RBI is scheduled announce the mid-quarter review of the monetary policy for 2013-14 on September 20. In July, RBI raised bank rate and MSF to banks by 2 per cent to 10.25 per cent making loans costlier, in its bid to contain slide of the rupee against dollar.
Introduced during the 2011-12 period, MSF allows banks to borrow money from the central bank at a higher rate when there is significant liquidity crunch.
"We think this tightening of the liquidity and making it more expensive of course may have been helpful in containing or arresting decline of rupee but it has its collateral cost in terms of growth of economy," Chaudhuri said.
Indian Overseas Bank Chairman and Managing Director M Narendra said: "It is our wish that RBI reversed the liquidity tightening measure taken recently so that loan becomes cheaper."
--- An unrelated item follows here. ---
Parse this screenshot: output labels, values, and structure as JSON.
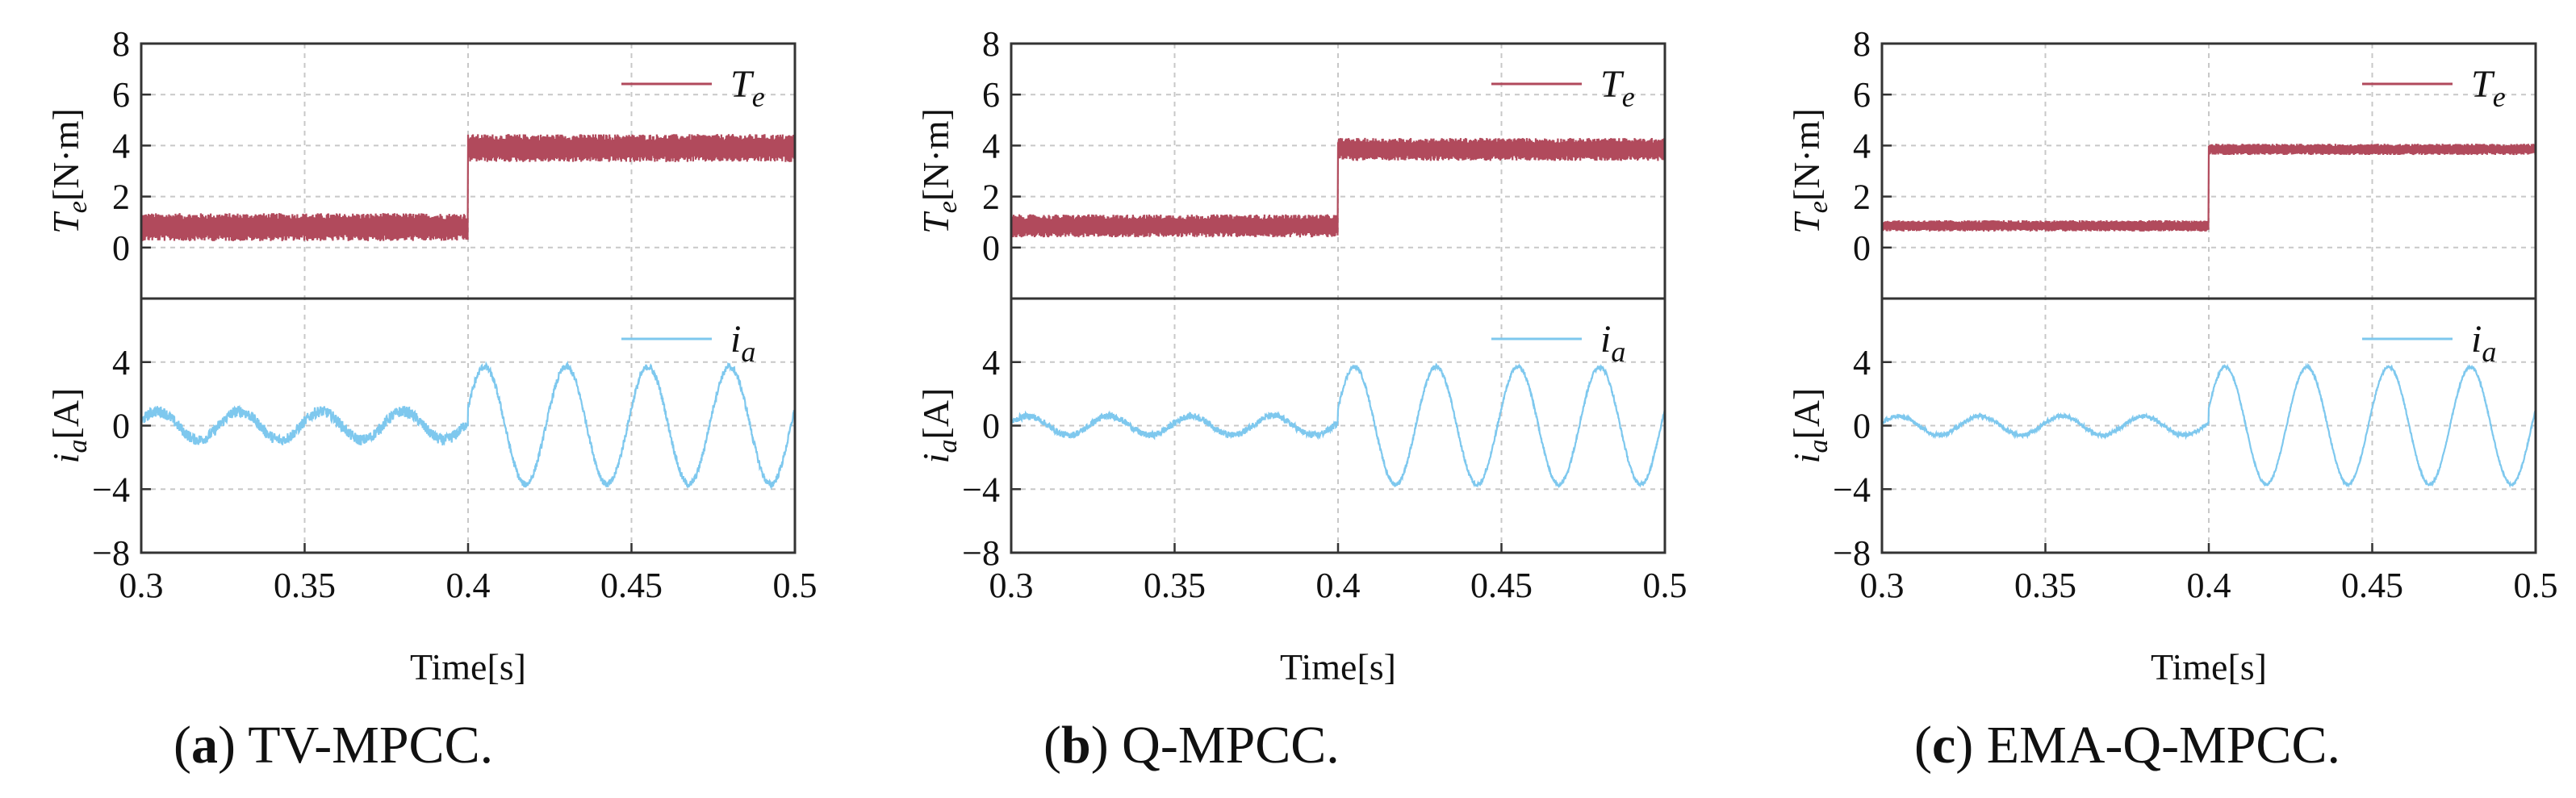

With peak festival season around the corner, demand for loans is expected to go up and banks would be able to disburse loans at the lower rate if RBI cuts rate, Narendra said. In its last policy review on July 29, RBI chose to keep all key interest rates unchanged on account of weak rupee.
Accordingly, the repo rate or the rate at which RBI lends to the system, has been retained at 7.25 per cent and the cash reserve ratio (CRR), the amount of deposits banks park with RBI, has been kept unchanged at 4 per cent.
Expressing the hope that liquidity would be eased, Bank of Baroda Executive Director P Srinivas said loan demand is expected to rise as monsoon has been good across the country.
Yesterday, PMEAC Chairman C Rangarajan had said inflation and forex market conditions are expected to weigh on the Reserve Bank decision when it reviews monetary policy.
"All that I can say is that the RBI, I believe, will take into account the behaviour of inflation as well as what is happening in the foreign exchange market and take a decision," he had said. Inflation, based on the Wholesale Price Index, for August rose to 6.10 per cent from 5.79 per cent in July, as per the official data released today.
It was 8.01 per cent in August last year. The rupee has meanwhile appreciated to 62.75 level after having hit the life-time low of 68.85 against the US dollar towards August-end.